Generative AI Copyright Concerns & 3 Best Practices in 2024

Updated on Jan 2

6 min read

Table of contents

1- Are AI-generated works eligible for copyright protection?2- Who is the owner of the generative AI copyright?3- Can copyright-protected data be used as training data?4- Generative AI copyright best practices 5- For more on generative AI

As with any new technology, generative AI also hosts legal and ethical issues that must be addressed. One of the most important of these is the question of copyright, which determines who owns the rights to creative works and how to use them. Companies relying on generative AI without knowing the local legislation about generative AI copyright are risking reputation issues or legal fines.

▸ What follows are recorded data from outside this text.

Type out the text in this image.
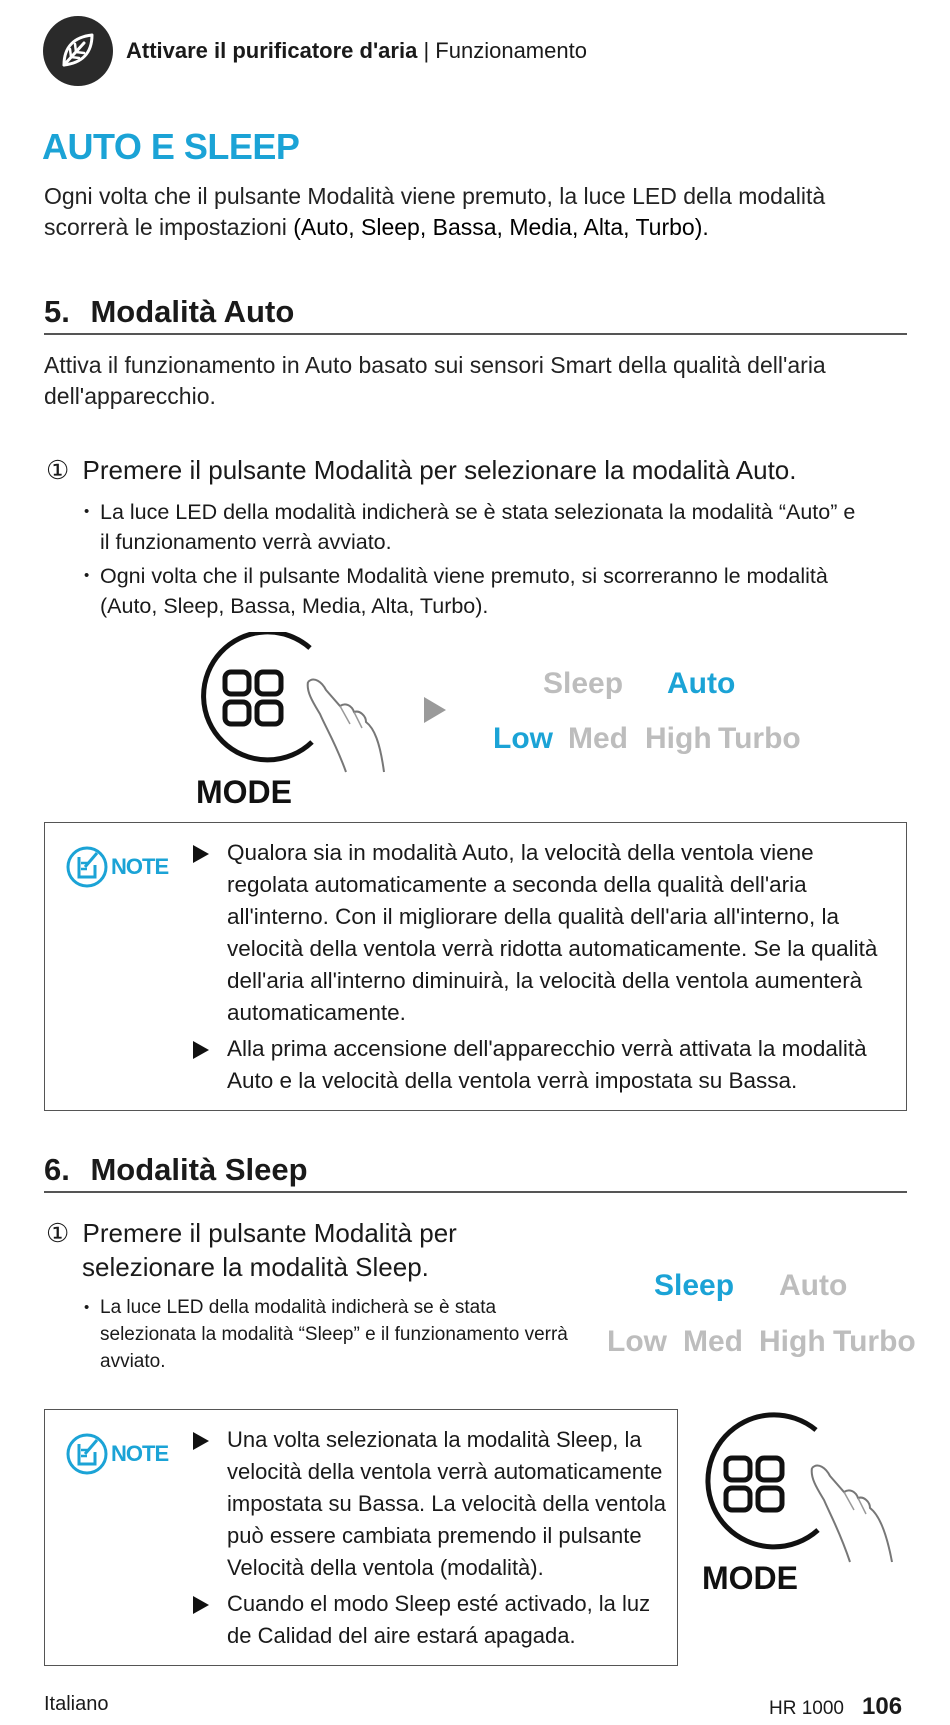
Attivare il purificatore d'aria | Funzionamento
AUTO E SLEEP
Ogni volta che il pulsante Modalità viene premuto, la luce LED della modalità
scorrerà le impostazioni (Auto, Sleep, Bassa, Media, Alta, Turbo).
5. Modalità Auto
Attiva il funzionamento in Auto basato sui sensori Smart della qualità dell'aria
dell'apparecchio.
① Premere il pulsante Modalità per selezionare la modalità Auto.
• La luce LED della modalità indicherà se è stata selezionata la modalità “Auto” e
il funzionamento verrà avviato.
• Ogni volta che il pulsante Modalità viene premuto, si scorreranno le modalità
(Auto, Sleep, Bassa, Media, Alta, Turbo).
MODE
Sleep Auto
Low Med High Turbo
NOTE
Qualora sia in modalità Auto, la velocità della ventola viene
regolata automaticamente a seconda della qualità dell'aria
all'interno. Con il migliorare della qualità dell'aria all'interno, la
velocità della ventola verrà ridotta automaticamente. Se la qualità
dell'aria all'interno diminuirà, la velocità della ventola aumenterà
automaticamente.
Alla prima accensione dell'apparecchio verrà attivata la modalità
Auto e la velocità della ventola verrà impostata su Bassa.
6. Modalità Sleep
① Premere il pulsante Modalità per
selezionare la modalità Sleep.
• La luce LED della modalità indicherà se è stata
selezionata la modalità “Sleep” e il funzionamento verrà
avviato.
Sleep Auto
Low Med High Turbo
NOTE
Una volta selezionata la modalità Sleep, la
velocità della ventola verrà automaticamente
impostata su Bassa. La velocità della ventola
può essere cambiata premendo il pulsante
Velocità della ventola (modalità).
Cuando el modo Sleep esté activado, la luz
de Calidad del aire estará apagada.
MODE
Italiano	HR 1000 106
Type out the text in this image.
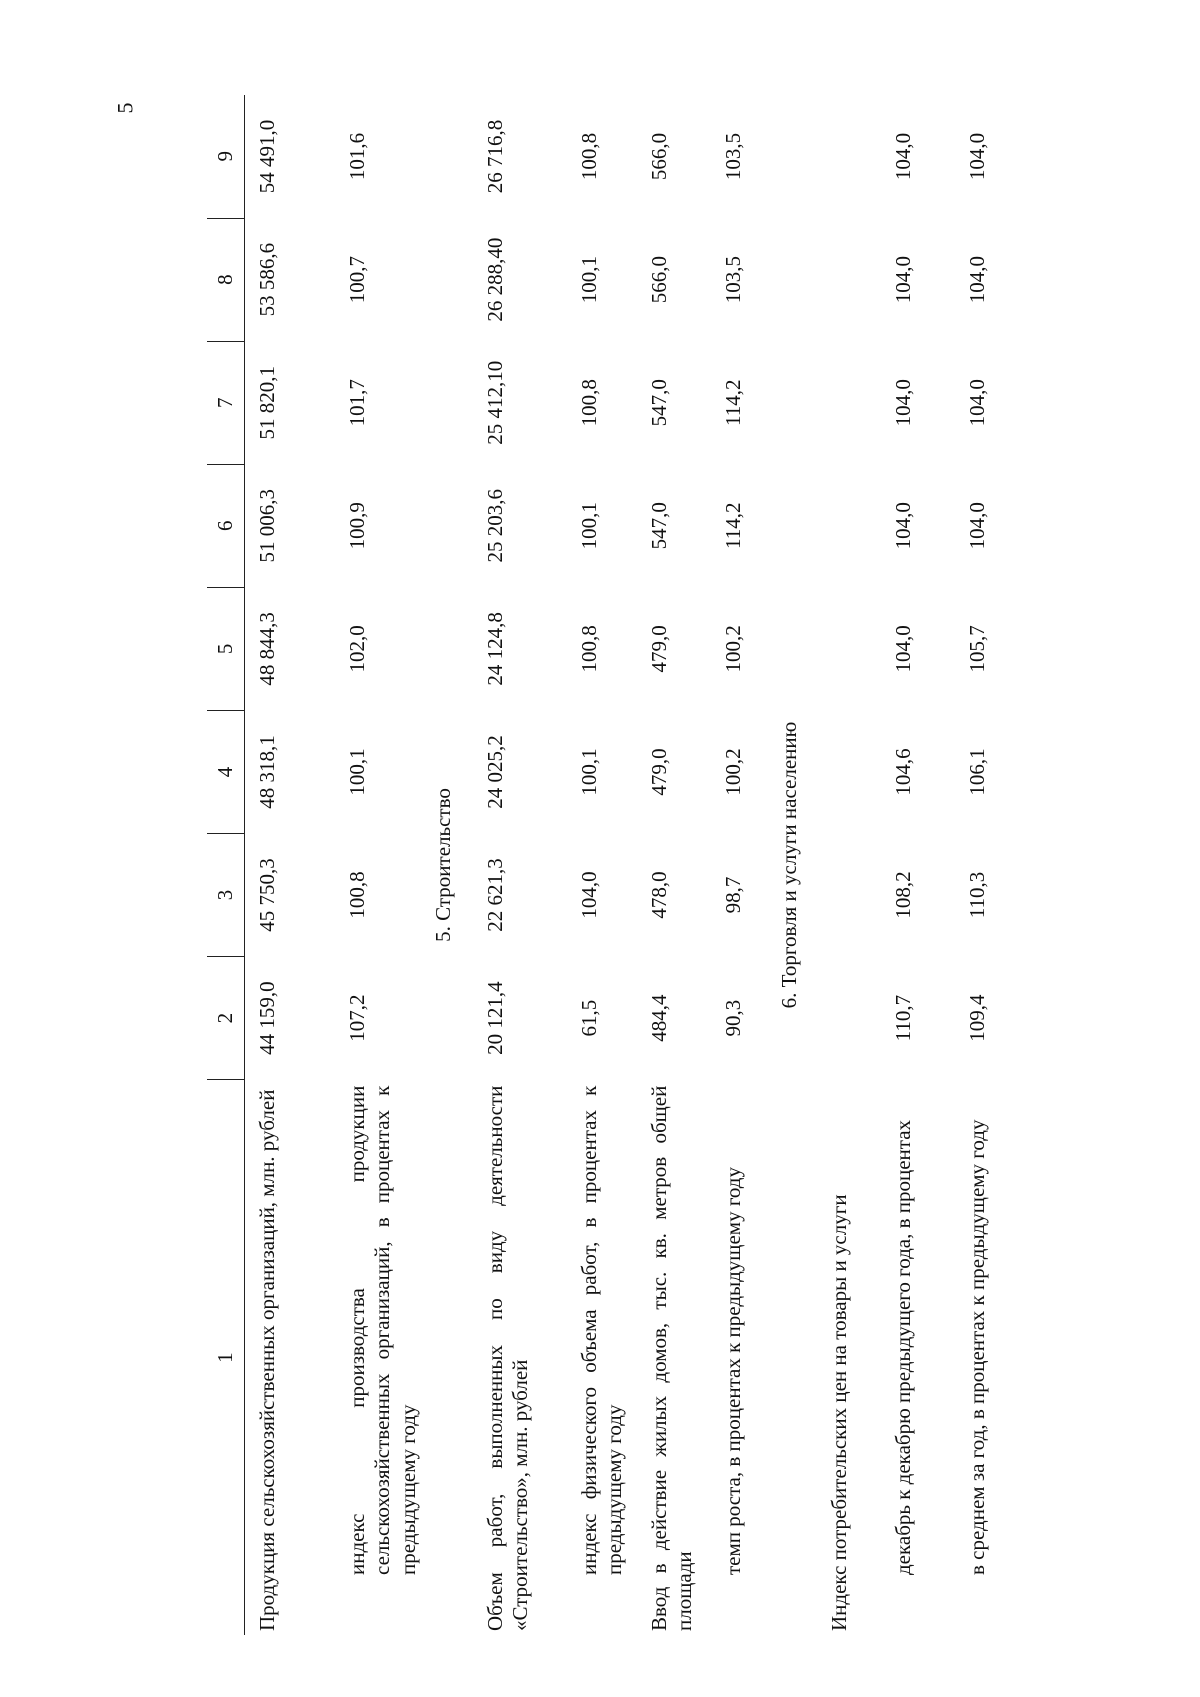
5
1	2	3	4	5	6	7	8	9
Продукция сельскохозяйственных организаций, млн. рублей	44 159,0	45 750,3	48 318,1	48 844,3	51 006,3	51 820,1	53 586,6	54 491,0
индекс производства продукции сельскохозяйственных организаций, в процентах к предыдущему году	107,2	100,8	100,1	102,0	100,9	101,7	100,7	101,6
5. Строительство								
Объем работ, выполненных по виду деятельности «Строительство», млн. рублей	20 121,4	22 621,3	24 025,2	24 124,8	25 203,6	25 412,10	26 288,40	26 716,8
индекс физического объема работ, в процентах к предыдущему году	61,5	104,0	100,1	100,8	100,1	100,8	100,1	100,8
Ввод в действие жилых домов, тыс. кв. метров общей площади	484,4	478,0	479,0	479,0	547,0	547,0	566,0	566,0
темп роста, в процентах к предыдущему году	90,3	98,7	100,2	100,2	114,2	114,2	103,5	103,5
6. Торговля и услуги населению								
Индекс потребительских цен на товары и услуги								
декабрь к декабрю предыдущего года, в процентах	110,7	108,2	104,6	104,0	104,0	104,0	104,0	104,0
в среднем за год, в процентах к предыдущему году	109,4	110,3	106,1	105,7	104,0	104,0	104,0	104,0
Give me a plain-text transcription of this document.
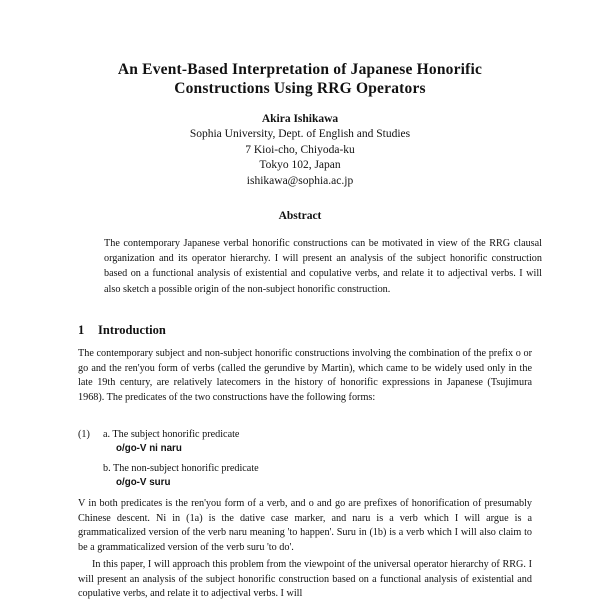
An Event-Based Interpretation of Japanese Honorific
Constructions Using RRG Operators
Akira Ishikawa
Sophia University, Dept. of English and Studies
7 Kioi-cho, Chiyoda-ku
Tokyo 102, Japan
ishikawa@sophia.ac.jp
Abstract
The contemporary Japanese verbal honorific constructions can be motivated in view of the RRG clausal organization and its operator hierarchy. I will present an analysis of the subject honorific construction based on a functional analysis of existential and copulative verbs, and relate it to adjectival verbs. I will also sketch a possible origin of the non-subject honorific construction.
1 Introduction
The contemporary subject and non-subject honorific constructions involving the combination of the prefix o or go and the ren'you form of verbs (called the gerundive by Martin), which came to be widely used only in the late 19th century, are relatively latecomers in the history of honorific expressions in Japanese (Tsujimura 1968). The predicates of the two constructions have the following forms:
(1) a. The subject honorific predicate
o/go-V ni naru
b. The non-subject honorific predicate
o/go-V suru
V in both predicates is the ren'you form of a verb, and o and go are prefixes of honorification of presumably Chinese descent. Ni in (1a) is the dative case marker, and naru is a verb which I will argue is a grammaticalized version of the verb naru meaning 'to happen'. Suru in (1b) is a verb which I will also claim to be a grammaticalized version of the verb suru 'to do'.
In this paper, I will approach this problem from the viewpoint of the universal operator hierarchy of RRG. I will present an analysis of the subject honorific construction based on a functional analysis of existential and copulative verbs, and relate it to adjectival verbs. I will
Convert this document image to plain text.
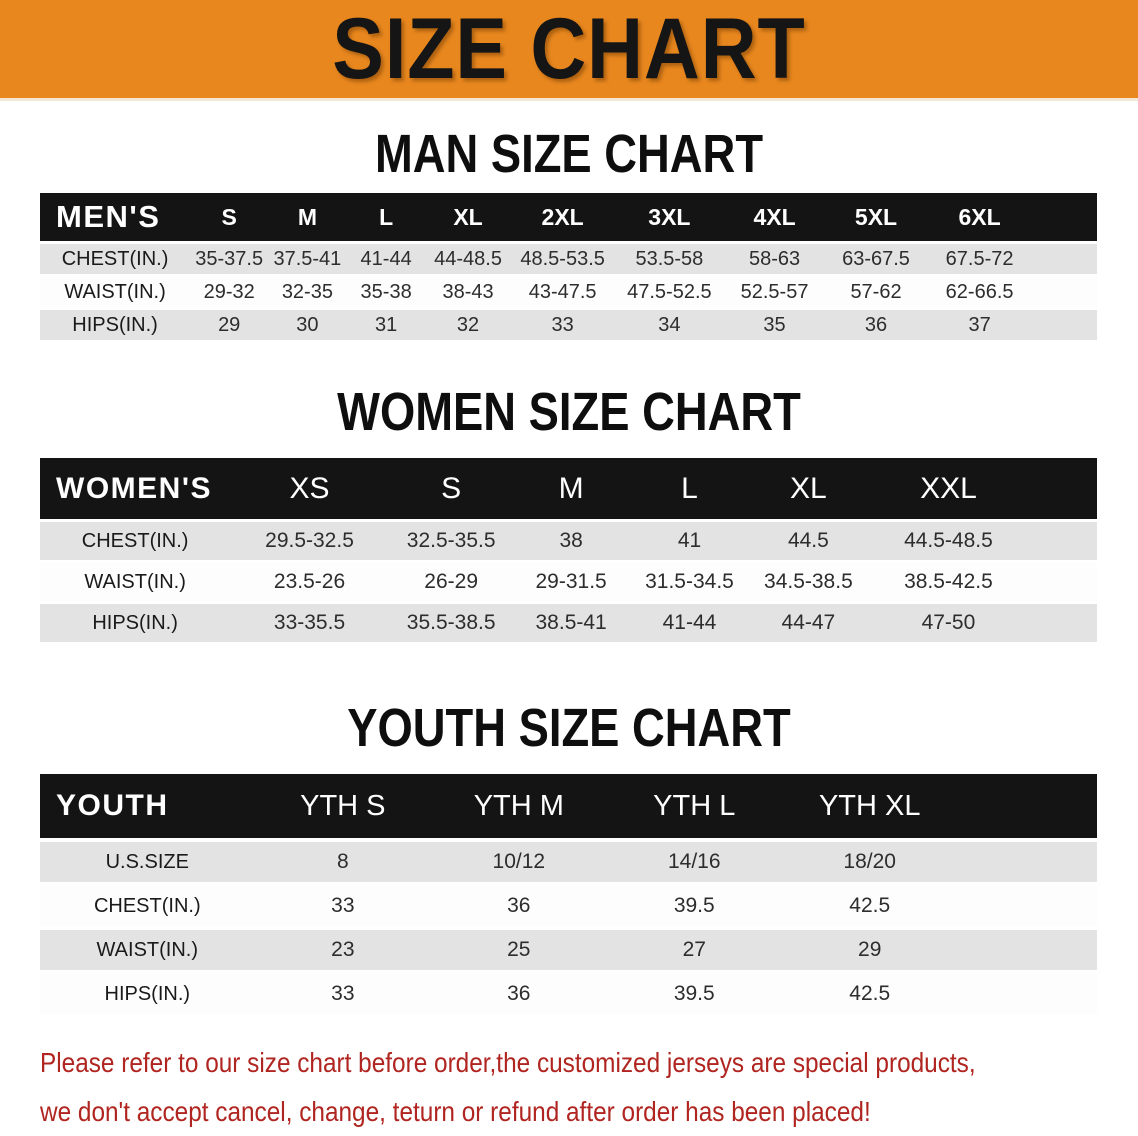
SIZE CHART
MAN SIZE CHART
MEN'S	S	M	L	XL	2XL	3XL	4XL	5XL	6XL	
CHEST(IN.)	35-37.5	37.5-41	41-44	44-48.5	48.5-53.5	53.5-58	58-63	63-67.5	67.5-72	
WAIST(IN.)	29-32	32-35	35-38	38-43	43-47.5	47.5-52.5	52.5-57	57-62	62-66.5	
HIPS(IN.)	29	30	31	32	33	34	35	36	37	
WOMEN SIZE CHART
WOMEN'S	XS	S	M	L	XL	XXL	
CHEST(IN.)	29.5-32.5	32.5-35.5	38	41	44.5	44.5-48.5	
WAIST(IN.)	23.5-26	26-29	29-31.5	31.5-34.5	34.5-38.5	38.5-42.5	
HIPS(IN.)	33-35.5	35.5-38.5	38.5-41	41-44	44-47	47-50	
YOUTH SIZE CHART
YOUTH	YTH S	YTH M	YTH L	YTH XL	
U.S.SIZE	8	10/12	14/16	18/20	
CHEST(IN.)	33	36	39.5	42.5	
WAIST(IN.)	23	25	27	29	
HIPS(IN.)	33	36	39.5	42.5	

Please refer to our size chart before order,the customized jerseys are special products,

we don't accept cancel, change, teturn or refund after order has been placed!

In this article, we will explore generative AI copyright concerns around it in 3 topics:

The eligibility of AI-generated works for copyright protection
The ownership of this copyright
Use of copyrighted works as input in AI training algorithms

1- Are AI-generated works eligible for copyright protection?

Whether AI-generated works are eligible for copyright protection varies from each country. However, in general, we can say that substantial human involvement is required for its eligibility.

There are doubts about whether works generated by AI tools should be eligible for copyright protection at all. The possible options are:

AI-generated works do not apply to the copyright protection requirements because they are not the result of human creativity.
AI-generated works should be eligible for copyright protection because they are the product of complex algorithms and programming. Moreover, the creators of these algorithms and programs should be recognized as the authors of the works generated by the AI.

For example, in the United States, copyright laws do not protect works created solely by a machine. But if an individual can demonstrate substantial human involvement in its creation, then it is plausible they may receive copyright protection.

AI assisted artwork received copyright protection

In September 2022, the US Copyright Office made history when they issued an unprecedented registration for a comic book named Zarya of the Dawn.¹ The book was developed using text-to-image AI tool Midjourney (see Figure 1). The author declared that the artwork was AI-assisted rather than solely generated by the AI. In addition to AI generated images, she crafted and structured the story, designed each page’s layout and made artful decisions to arrange all of its components.

Figure 1. Drawings from the last page of AI-generated comic book Zarya of the Dawn. (Source: Zarya of the Dawn)

Award winning Midjourney image was denied copyright protection

Another controversial generative art example is an AI-generated print that won an art fair competition at the Colorado State Fair.² The creator expressed that he spent numerous weeks curating the perfect prompts and manually identifying the finished product. The award-winning AI generated art is shown in Figure 2 below.

Figure 2. The award-winning AI-generated print Theatre d’Opera Spatial. (Source: The Verge)

This image was denied copyright protection.³ Ultimately, whether AI-generated works are eligible for copyright protection brings the question of ownership rights and who would own the copyright in these cases. Countries requiring a human agency for authorship generally deny copyright protection of AI-generated works.

2- Who is the owner of the generative AI copyright?

The authorship and ownership rights are also disputable.

Under the copyright law of most countries, the creator of a work is generally considered the copyright owner. However, when a work is created by AI, it is unclear who the creator is. Such ambiguity can create problems in determining who has the right to exploit the work, and in enforcing copyright violations.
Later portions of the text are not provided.